The document Changing MySQL Options describes how to provide custom
my.cnf
configuration to the operator. But what would happen if you made a mistake and specified the wrong parameter in the configuration?
Apply Configuration
I already deployed my Percona XtraDB Cluster and deliberately submitted the wrong
my.cnf
configuration in
cr.yaml
:
spec: ... pxc: configuration: | [mysqld] wrong_param=123 …
Apply the configuration:
$ kubectl apply -f deploy/cr.yaml
Once you do this, the Operator will apply a new MySQL configuration to one of the Pods. In a few minutes you will see that the Pod is stuck in CrashLoopBackOff status:
$ kubectl get pods NAME READY STATUS RESTARTS AGE percona-xtradb-cluster-operator-79d786dcfb-lzv4b 1/1 Running 0 5h test-haproxy-0 2/2 Running 0 5m27s test-haproxy-1 2/2 Running 0 4m40s test-haproxy-2 2/2 Running 0 4m24s test-pxc-0 1/1 Running 0 5m27s test-pxc-1 1/1 Running 0 4m41s test-pxc-2 0/1 CrashLoopBackOff 1 59s
In the logs it is clearly stated that this parameter is not supported and
mysqld
process cannot start:
2020-11-19T13:30:30.141829Z 0 [ERROR] [MY-000067] [Server] unknown variable 'wrong_param=123'. 2020-11-19T13:30:30.142355Z 0 [ERROR] [MY-010119] [Server] Aborting 2020-11-19T13:30:31.835199Z 0 [System] [MY-010910] [Server] /usr/sbin/mysqld: Shutdown complete (mysqld 8.0.20-11.1) Percona XtraDB Cluster (GPL), Release rel11, Revision 683b26a, WSREP version 26.4.3.
It is worth noting that your Percona XtraDB Cluster is still operational and serves the requests.
Recovery
Let’s try to comment out the configuration section and reapply
cr.yaml
:
spec: ... pxc: # configuration: | # [mysqld] # wrong_param=123 … $ kubectl apply -f deploy/cr.yaml
And it won’t work (in v1.6). The Pod is still in CrashLoopBackOff state as the operator does not apply any changes when not all Pods are up and running. We are doing that to ensure data safety.
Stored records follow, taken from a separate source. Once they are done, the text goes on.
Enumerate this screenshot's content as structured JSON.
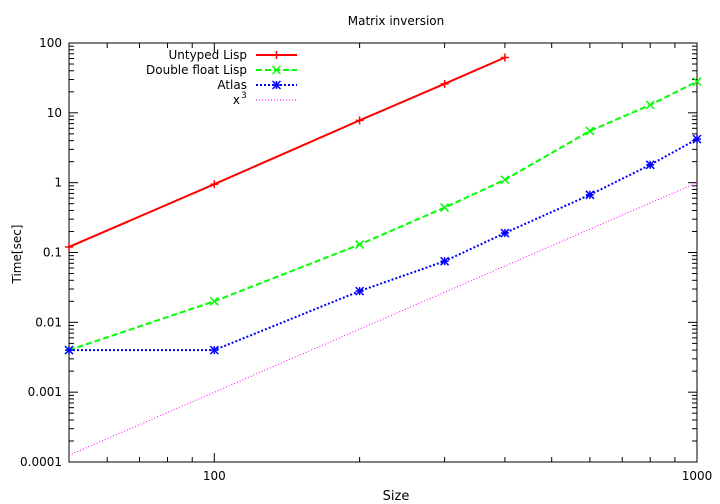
{
  "chart_data": {
    "type": "line",
    "title": "Matrix inversion",
    "xlabel": "Size",
    "ylabel": "Time[sec]",
    "x_scale": "log",
    "y_scale": "log",
    "xlim": [
      50,
      1000
    ],
    "ylim": [
      0.0001,
      100
    ],
    "grid": false,
    "legend_position": "top-left",
    "x_ticks": [
      {
        "value": 100,
        "label": "100"
      },
      {
        "value": 1000,
        "label": "1000"
      }
    ],
    "y_ticks": [
      {
        "value": 0.0001,
        "label": "0.0001"
      },
      {
        "value": 0.001,
        "label": "0.001"
      },
      {
        "value": 0.01,
        "label": "0.01"
      },
      {
        "value": 0.1,
        "label": "0.1"
      },
      {
        "value": 1,
        "label": "1"
      },
      {
        "value": 10,
        "label": "10"
      },
      {
        "value": 100,
        "label": "100"
      }
    ],
    "series": [
      {
        "name": "Untyped Lisp",
        "color": "#ff0000",
        "style": "solid",
        "marker": "plus",
        "x": [
          50,
          100,
          200,
          300,
          400
        ],
        "y": [
          0.12,
          0.95,
          7.8,
          26,
          62
        ]
      },
      {
        "name": "Double float Lisp",
        "color": "#00ff00",
        "style": "dashed",
        "marker": "cross",
        "x": [
          50,
          100,
          200,
          300,
          400,
          600,
          800,
          1000
        ],
        "y": [
          0.004,
          0.02,
          0.13,
          0.44,
          1.1,
          5.5,
          13,
          28
        ]
      },
      {
        "name": "Atlas",
        "color": "#0000ff",
        "style": "dotted",
        "marker": "star",
        "x": [
          50,
          100,
          200,
          300,
          400,
          600,
          800,
          1000
        ],
        "y": [
          0.004,
          0.004,
          0.028,
          0.075,
          0.19,
          0.67,
          1.8,
          4.2
        ]
      },
      {
        "name": "x",
        "name_superscript": "3",
        "color": "#ff00ff",
        "style": "dotted-fine",
        "marker": "none",
        "x": [
          50,
          1000
        ],
        "y": [
          0.000125,
          1
        ]
      }
    ]
  }
}
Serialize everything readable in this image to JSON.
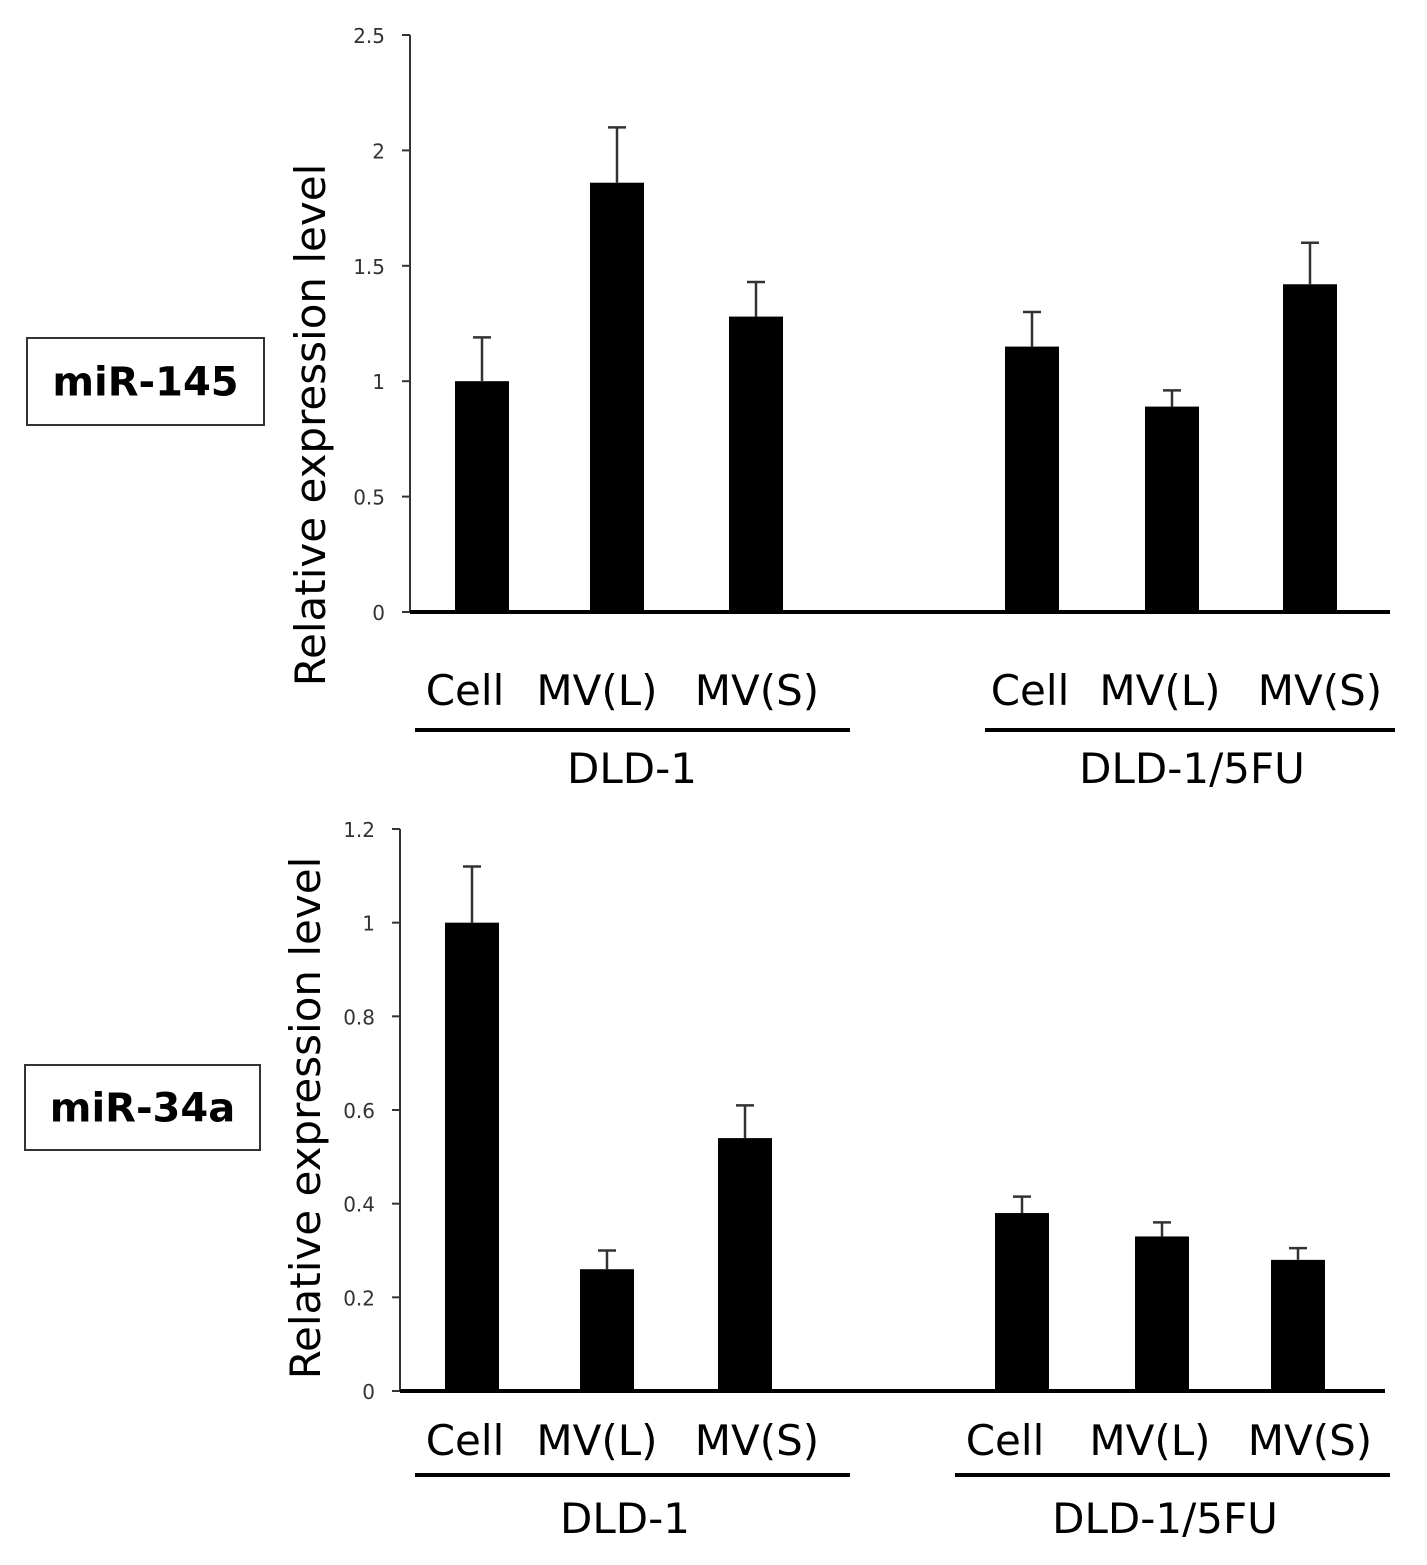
{
  "chart_data": [
    {
      "type": "bar",
      "panel_label": "miR-145",
      "ylabel": "Relative expression level",
      "ylim": [
        0,
        2.5
      ],
      "yticks": [
        "0",
        "0.5",
        "1",
        "1.5",
        "2",
        "2.5"
      ],
      "ytick_values": [
        0,
        0.5,
        1,
        1.5,
        2,
        2.5
      ],
      "categories": [
        "Cell",
        "MV(L)",
        "MV(S)",
        "Cell",
        "MV(L)",
        "MV(S)"
      ],
      "groups": [
        {
          "name": "DLD-1",
          "indices": [
            0,
            1,
            2
          ]
        },
        {
          "name": "DLD-1/5FU",
          "indices": [
            3,
            4,
            5
          ]
        }
      ],
      "values": [
        1.0,
        1.86,
        1.28,
        1.15,
        0.89,
        1.42
      ],
      "errors": [
        0.19,
        0.24,
        0.15,
        0.15,
        0.07,
        0.18
      ],
      "grid": false,
      "bar_color": "#000000"
    },
    {
      "type": "bar",
      "panel_label": "miR-34a",
      "ylabel": "Relative expression level",
      "ylim": [
        0,
        1.2
      ],
      "yticks": [
        "0",
        "0.2",
        "0.4",
        "0.6",
        "0.8",
        "1",
        "1.2"
      ],
      "ytick_values": [
        0,
        0.2,
        0.4,
        0.6,
        0.8,
        1.0,
        1.2
      ],
      "categories": [
        "Cell",
        "MV(L)",
        "MV(S)",
        "Cell",
        "MV(L)",
        "MV(S)"
      ],
      "groups": [
        {
          "name": "DLD-1",
          "indices": [
            0,
            1,
            2
          ]
        },
        {
          "name": "DLD-1/5FU",
          "indices": [
            3,
            4,
            5
          ]
        }
      ],
      "values": [
        1.0,
        0.26,
        0.54,
        0.38,
        0.33,
        0.28
      ],
      "errors": [
        0.12,
        0.04,
        0.07,
        0.035,
        0.03,
        0.025
      ],
      "grid": false,
      "bar_color": "#000000"
    }
  ]
}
Fortunately, there is an easy way to recover from such a mistake: you can either delete or modify the corresponding ConfigMap resource in Kubernetes. Usually its name is
{your_cluster_name}-pxc
:
$ kubectl delete configmap test-pxc
And delete the Pod which is failing:
$ kubectl delete pod text-pxc-2
Kubernetes will restart all Percona XtraDB Cluster pods one by one after some time:
test-pxc-0 1/1 Running 0 2m28s test-pxc-1 1/1 Running 0 3m23s test-pxc-2 1/1 Running 0 4m36s
You can apply the correct MySQL configuration now through ConfigMap or cr.yaml again. We are assessing other recovery options for such cases and config validation, so stay tuned for upcoming releases.